Two weeks after the bulk carrier Wakashio ran aground on the eastern shore of Mauritius the island nation is being confronted with a growing environmental disaster. Fuel oil leaking from the ship is spreading in the water, fouling the marine life, and reaching the environmentally sensitive shoreline.
In the days after 200,000 DWT ship first went ashore on July 25, government officials had reported no breach of the hull or reports of oil in the water. Rescue tugs had arrived in Mauritius but were confronted with heavy seas that prevented them from reaching the scene and undertaking a full assessment of the situation. According to the vessel’s owners, Nagashiki Shipping Co., the salvage teams and crew started pumping operations in areas onboard the vessel that had suffered water ingress. The water was being pumped from damaged areas and stored in tanks on board to lessen the chance of pollution.
Those same high seas however caused a rupture in one or more of the ship’s starboard fuel tanks. Pictures have begun to appear on social media showing visible breaches in the hull as well as the oil in the water and onshore. At the time of the grounding, the ship was running empty from China to Brazil carrying approximately 3,800 tons of fuel oil, 200 tons of diesel, and 90 tons of lube oil.
An international response is underway trying to contain the oil and prevent the environmental impact from continuing to grow. Before the breaches, the government of Mauritius reported that efforts were underway to place nearly 1,000 feet of barriers near the entrance to the nearby Blue Bay Marine Park as well as more than 1,600 feet of barriers around the vessel. Mauritius' minister of the environment reported that 400 further booms were deployed in sensitive areas when the first oil leak was detected. The government is hoping that the oil can be pumped from the vessel to stop the current leaks.

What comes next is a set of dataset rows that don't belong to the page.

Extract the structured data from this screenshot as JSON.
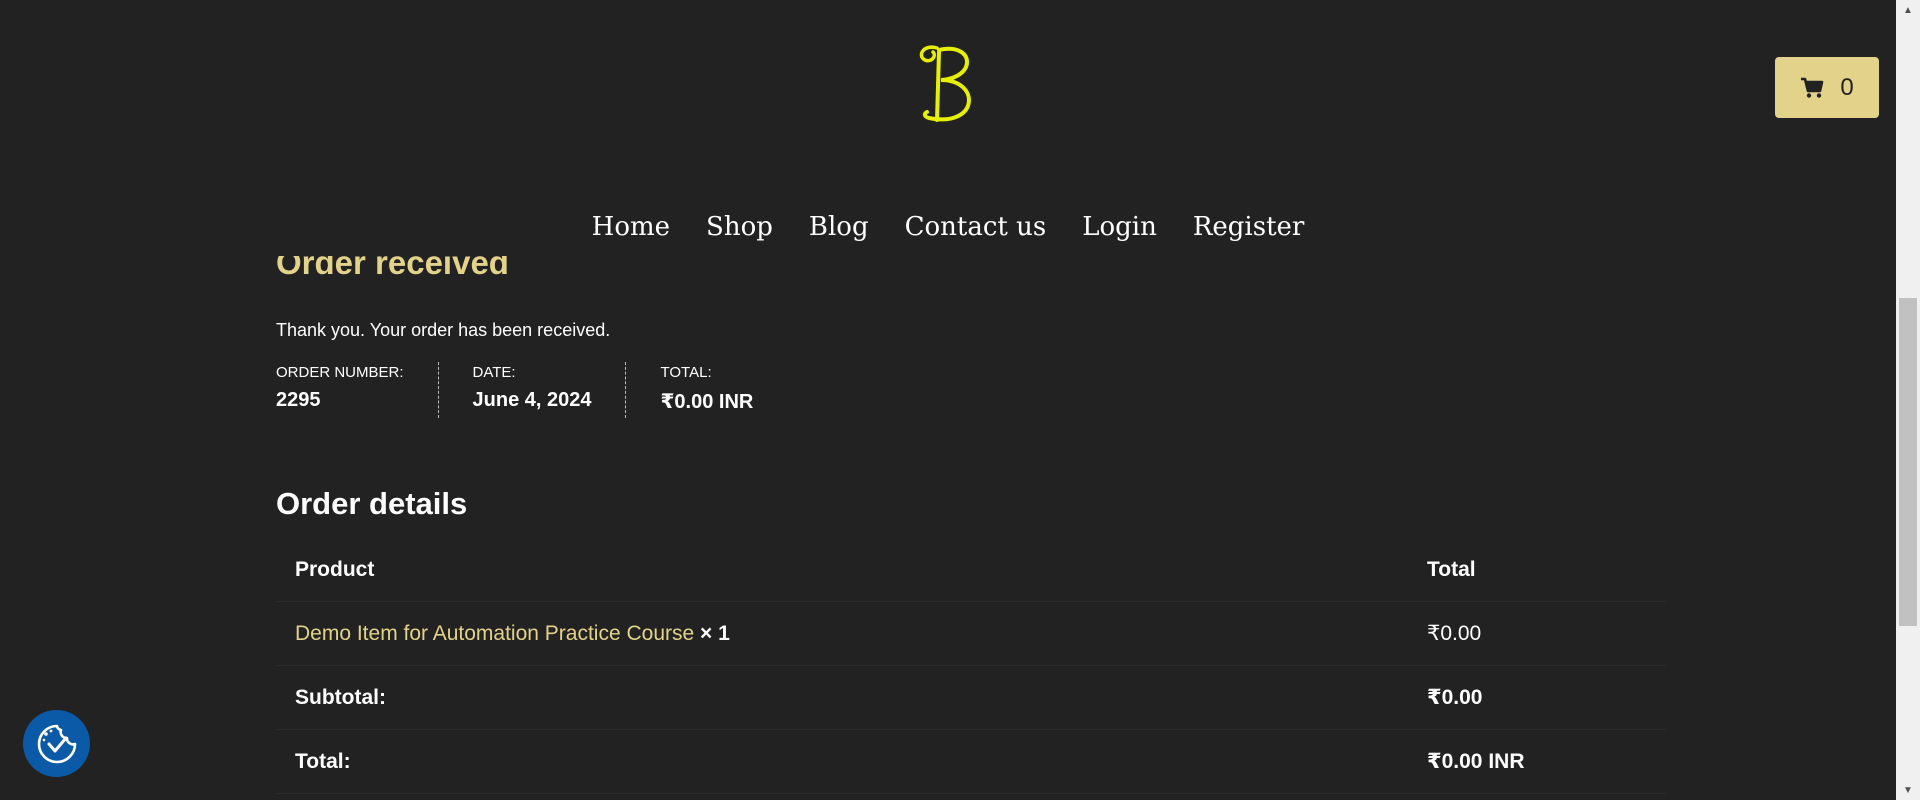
{
  "header": {
    "logo_alt": "B",
    "cart": {
      "icon": "cart-icon",
      "count": "0"
    },
    "nav": [
      "Home",
      "Shop",
      "Blog",
      "Contact us",
      "Login",
      "Register"
    ]
  },
  "order": {
    "title": "Order received",
    "thankyou": "Thank you. Your order has been received.",
    "overview": [
      {
        "label": "ORDER NUMBER:",
        "value": "2295"
      },
      {
        "label": "DATE:",
        "value": "June 4, 2024"
      },
      {
        "label": "TOTAL:",
        "value": "₹0.00 INR"
      }
    ]
  },
  "details": {
    "title": "Order details",
    "headers": {
      "product": "Product",
      "total": "Total"
    },
    "item": {
      "name": "Demo Item for Automation Practice Course",
      "qty": "× 1",
      "total": "₹0.00"
    },
    "subtotal": {
      "label": "Subtotal:",
      "value": "₹0.00"
    },
    "total": {
      "label": "Total:",
      "value": "₹0.00 INR"
    }
  },
  "colors": {
    "background": "#222222",
    "accent": "#e3d28a",
    "logo": "#e6f000",
    "cookie_badge": "#0b5aa8"
  },
  "cookie_badge": {
    "icon": "cookie-consent-icon"
  }
}
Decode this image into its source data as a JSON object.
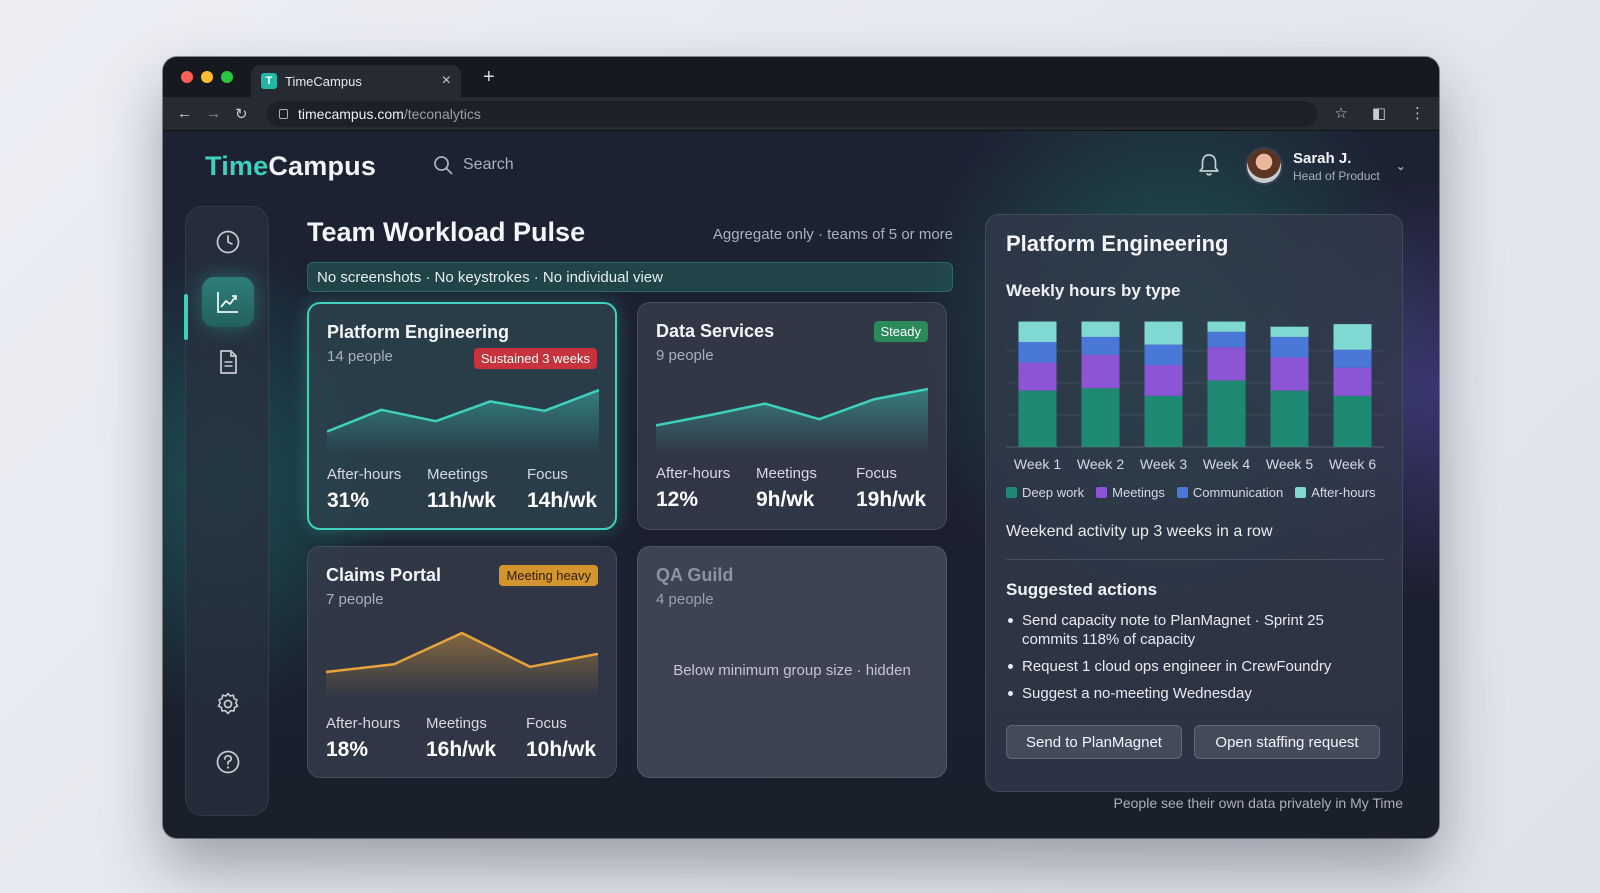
{
  "browser": {
    "tab_title": "TimeCampus",
    "favicon_letter": "T",
    "url_host": "timecampus.com",
    "url_path": "/teconalytics"
  },
  "header": {
    "logo_part1": "Time",
    "logo_part2": "Campus",
    "search_placeholder": "Search",
    "user_name": "Sarah J.",
    "user_role": "Head of Product"
  },
  "main": {
    "title": "Team Workload Pulse",
    "aggregate_note": "Aggregate only · teams of 5 or more",
    "privacy_banner": "No screenshots · No keystrokes · No individual view",
    "metric_labels": {
      "after_hours": "After-hours",
      "meetings": "Meetings",
      "focus": "Focus"
    },
    "teams": [
      {
        "name": "Platform Engineering",
        "people": "14 people",
        "badge": "Sustained 3 weeks",
        "after_hours": "31%",
        "meetings": "11h/wk",
        "focus": "14h/wk",
        "trend": [
          0.2,
          0.62,
          0.4,
          0.78,
          0.6,
          1.0
        ],
        "color": "#3fd0be"
      },
      {
        "name": "Data Services",
        "people": "9 people",
        "badge": "Steady",
        "after_hours": "12%",
        "meetings": "9h/wk",
        "focus": "19h/wk",
        "trend": [
          0.3,
          0.5,
          0.72,
          0.42,
          0.8,
          1.0
        ],
        "color": "#3fd0be"
      },
      {
        "name": "Claims Portal",
        "people": "7 people",
        "badge": "Meeting heavy",
        "after_hours": "18%",
        "meetings": "16h/wk",
        "focus": "10h/wk",
        "trend": [
          0.25,
          0.4,
          1.0,
          0.35,
          0.6
        ],
        "color": "#e8a33a"
      },
      {
        "name": "QA Guild",
        "people": "4 people",
        "note": "Below minimum group size · hidden"
      }
    ]
  },
  "panel": {
    "title": "Platform Engineering",
    "subtitle": "Weekly hours by type",
    "weekend_note": "Weekend activity up 3 weeks in a row",
    "suggested_title": "Suggested actions",
    "actions": [
      "Send capacity note to PlanMagnet · Sprint 25 commits 118% of capacity",
      "Request 1 cloud ops engineer in CrewFoundry",
      "Suggest a no-meeting Wednesday"
    ],
    "button_primary": "Send to PlanMagnet",
    "button_secondary": "Open staffing request"
  },
  "footer_note": "People see their own data privately in My Time",
  "chart_data": {
    "type": "bar",
    "stacked": true,
    "title": "Weekly hours by type",
    "categories": [
      "Week 1",
      "Week 2",
      "Week 3",
      "Week 4",
      "Week 5",
      "Week 6"
    ],
    "series": [
      {
        "name": "Deep work",
        "color": "#1e8a74",
        "values": [
          22,
          23,
          20,
          26,
          22,
          20
        ]
      },
      {
        "name": "Meetings",
        "color": "#8b55d6",
        "values": [
          11,
          13,
          12,
          13,
          13,
          11
        ]
      },
      {
        "name": "Communication",
        "color": "#4a78d8",
        "values": [
          8,
          7,
          8,
          6,
          8,
          7
        ]
      },
      {
        "name": "After-hours",
        "color": "#7fd8d2",
        "values": [
          8,
          6,
          9,
          4,
          4,
          10
        ]
      }
    ],
    "ylim": [
      0,
      50
    ],
    "grid": true,
    "legend": "bottom"
  }
}
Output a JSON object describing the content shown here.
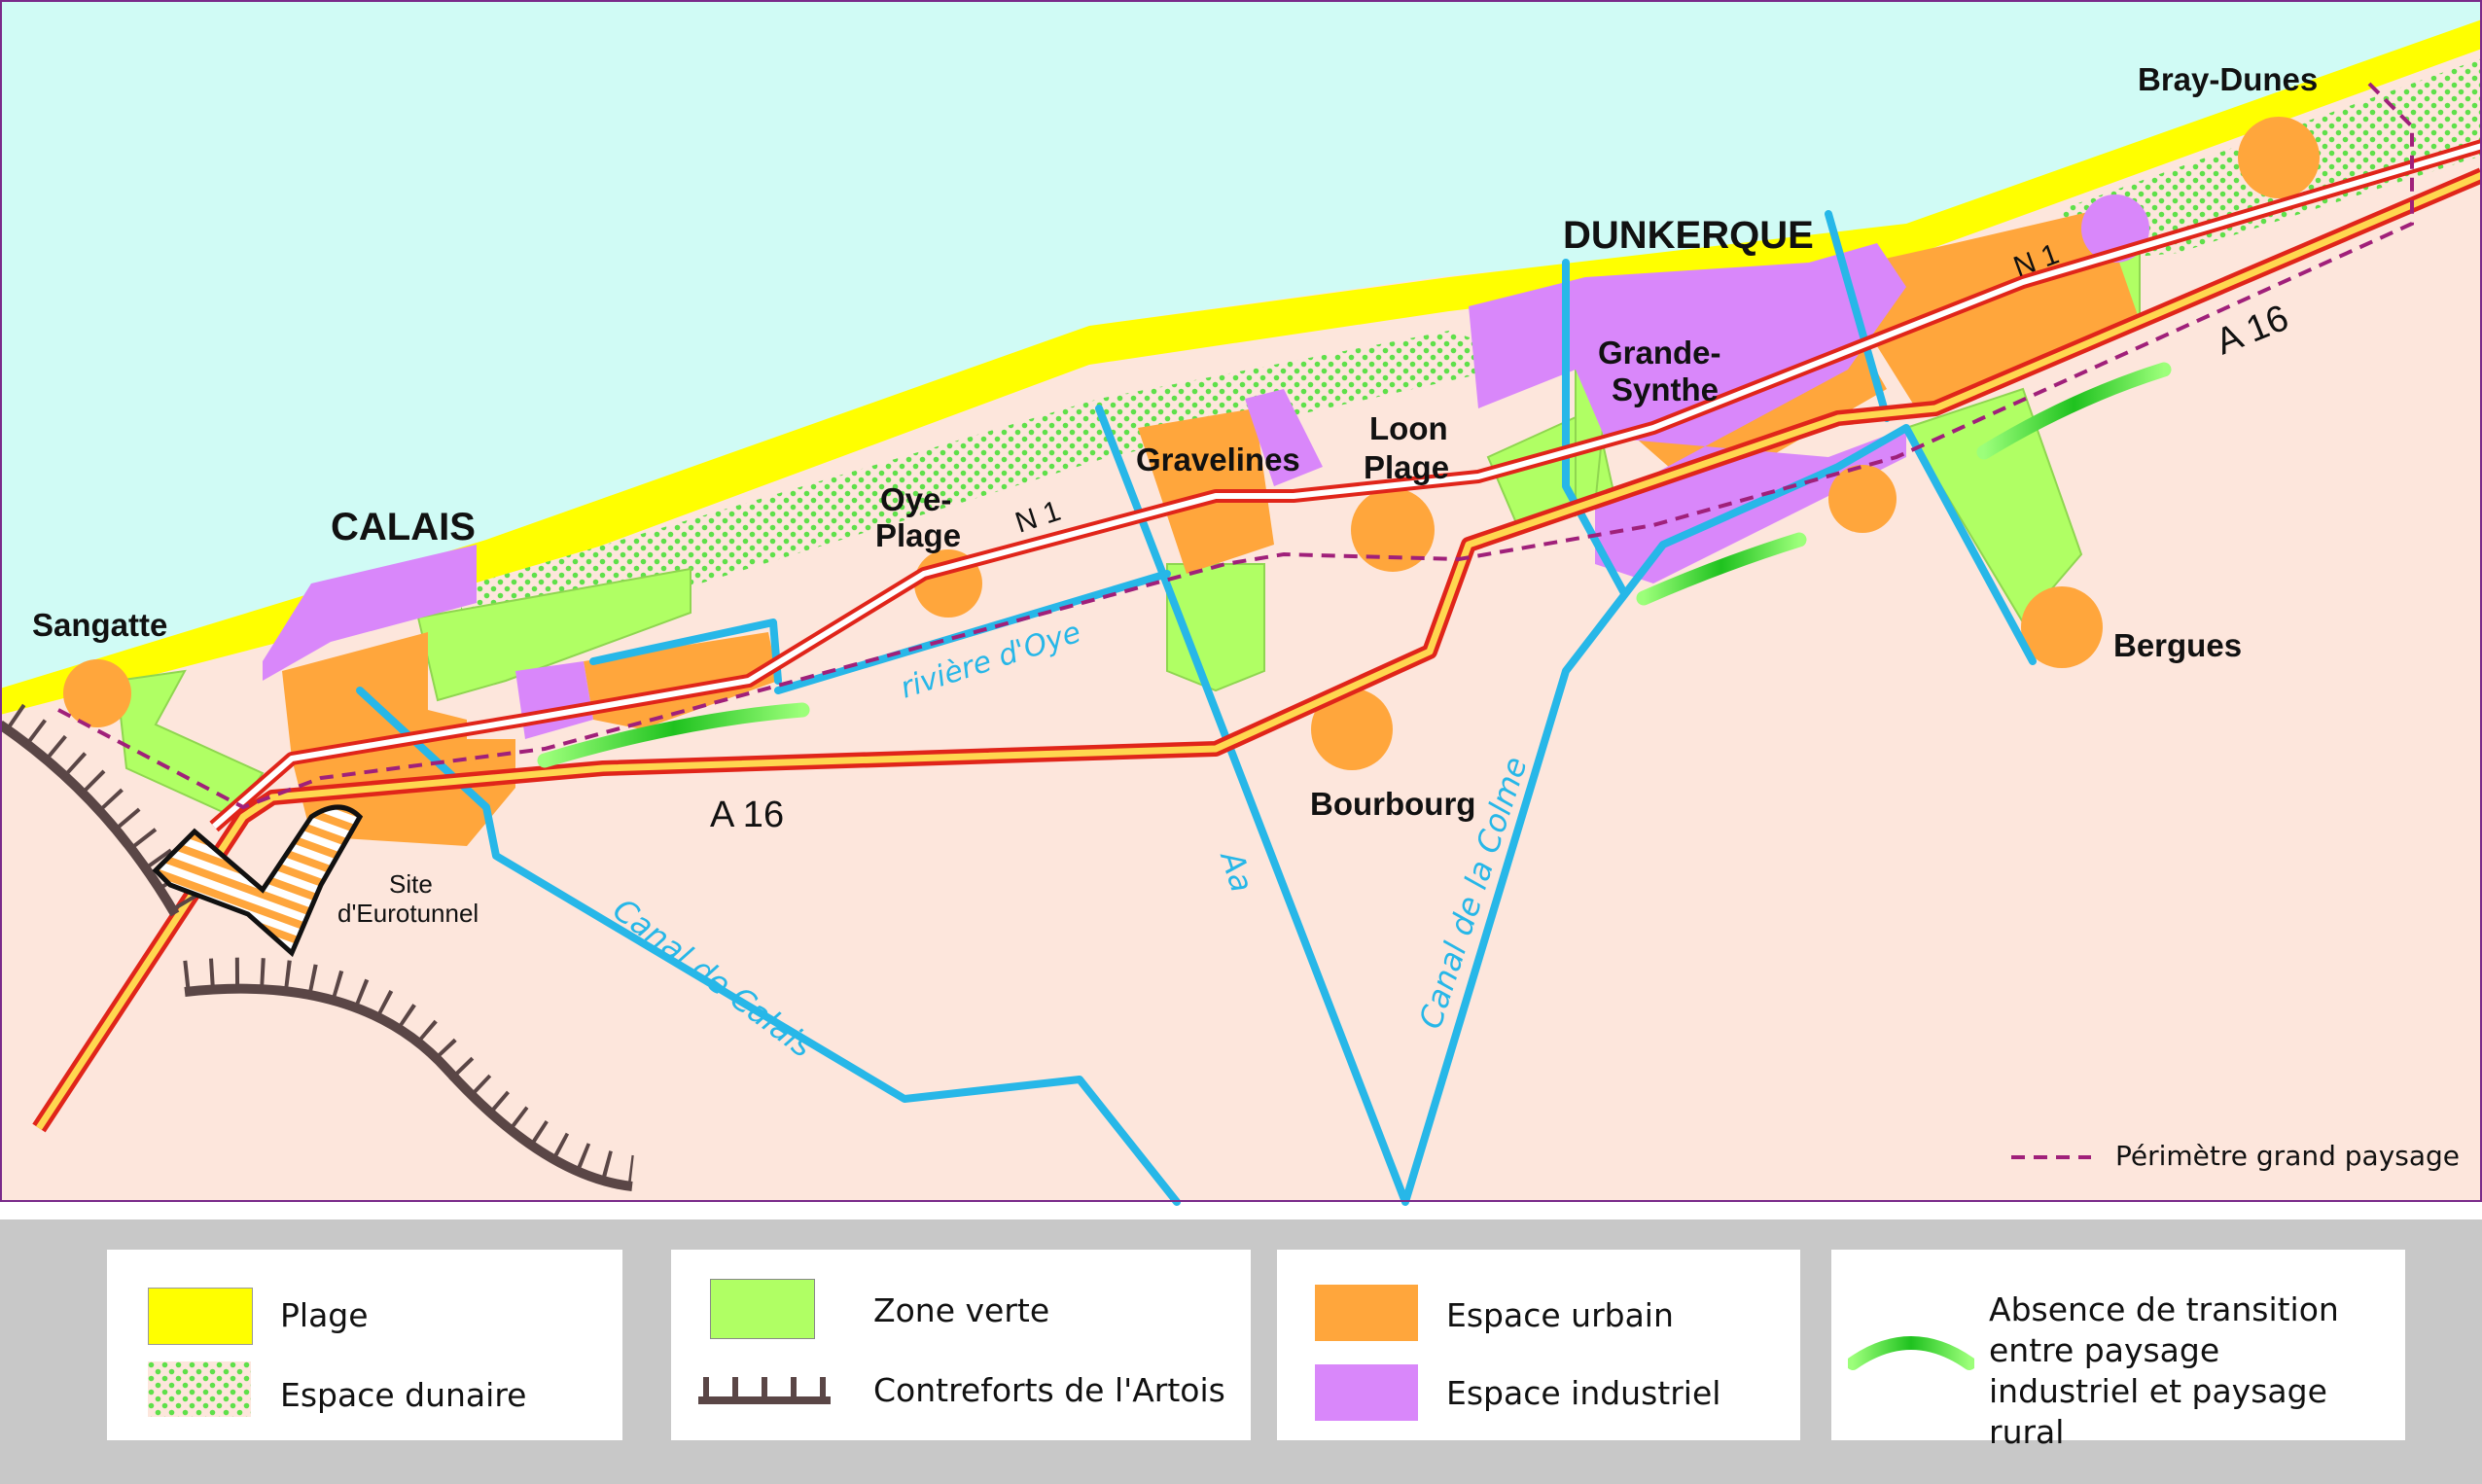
{
  "places": {
    "calais": "CALAIS",
    "dunkerque": "DUNKERQUE",
    "sangatte": "Sangatte",
    "oye_plage_1": "Oye-",
    "oye_plage_2": "Plage",
    "gravelines": "Gravelines",
    "loon_plage_1": "Loon",
    "loon_plage_2": "Plage",
    "grande_synthe_1": "Grande-",
    "grande_synthe_2": "Synthe",
    "bray_dunes": "Bray-Dunes",
    "bergues": "Bergues",
    "bourbourg": "Bourbourg",
    "eurotunnel_1": "Site",
    "eurotunnel_2": "d'Eurotunnel"
  },
  "roads": {
    "n1_west": "N 1",
    "n1_east": "N 1",
    "a16_west": "A 16",
    "a16_east": "A 16"
  },
  "waterways": {
    "riviere_oye": "rivière d'Oye",
    "canal_calais": "Canal de Calais",
    "aa": "Aa",
    "canal_colme": "Canal de la Colme"
  },
  "perimeter_label": "Périmètre grand paysage",
  "legend": {
    "plage": "Plage",
    "espace_dunaire": "Espace dunaire",
    "zone_verte": "Zone verte",
    "contreforts": "Contreforts de l'Artois",
    "espace_urbain": "Espace urbain",
    "espace_industriel": "Espace industriel",
    "absence_transition": "Absence de transition entre paysage industriel et paysage rural"
  },
  "colors": {
    "sea": "#d0fbf5",
    "land": "#fde6dc",
    "beach": "#ffff00",
    "dune": "#5fe04a",
    "green_zone": "#b0ff64",
    "urban": "#ffa63c",
    "industrial": "#d987fa",
    "water": "#27b7e8",
    "road_red": "#e0251a",
    "highway_yellow": "#ffd750",
    "perimeter": "#a0207a",
    "artois": "#5a4646",
    "legend_bg": "#c8c8c8"
  }
}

Smit Salvage Pty was retained to work on the situation and the first support vessel, the PSV Stanford Hawk, arrived in Mauritius on July 30 followed by a tug the Fujairah on August 3 and other vessels were reported en route to the site. Also the vessel’s owner Nagashiki and Mitsui O.S.K. Lines, which was the vessel’s charter, are both providing support as well as monitoring from Japan.
The efforts however have also been hampered by the coronavirus. The salvage teams are being required to test for the virus when they arrive in Mauritius before they can proceed to the site. In addition, the crew from the Wakashio was being tested for the virus. Ten crew members were initially being transferred to shore and now reports indicate that all 20 were removed from the vessel for their safety.
Environmental groups are also beginning to respond to the disaster attempting to protect the marine life and seeking contributions for the future remediation efforts that will be required. Help is also coming in from overseas including from nearby Reunion Island as well as countries including India.
“We are in an environmental crisis situation,” Mauritius’ minister of the environment told a local press briefing. He also said that the government was launching a full investigation into the cause of the accident and promised an initial report within two months.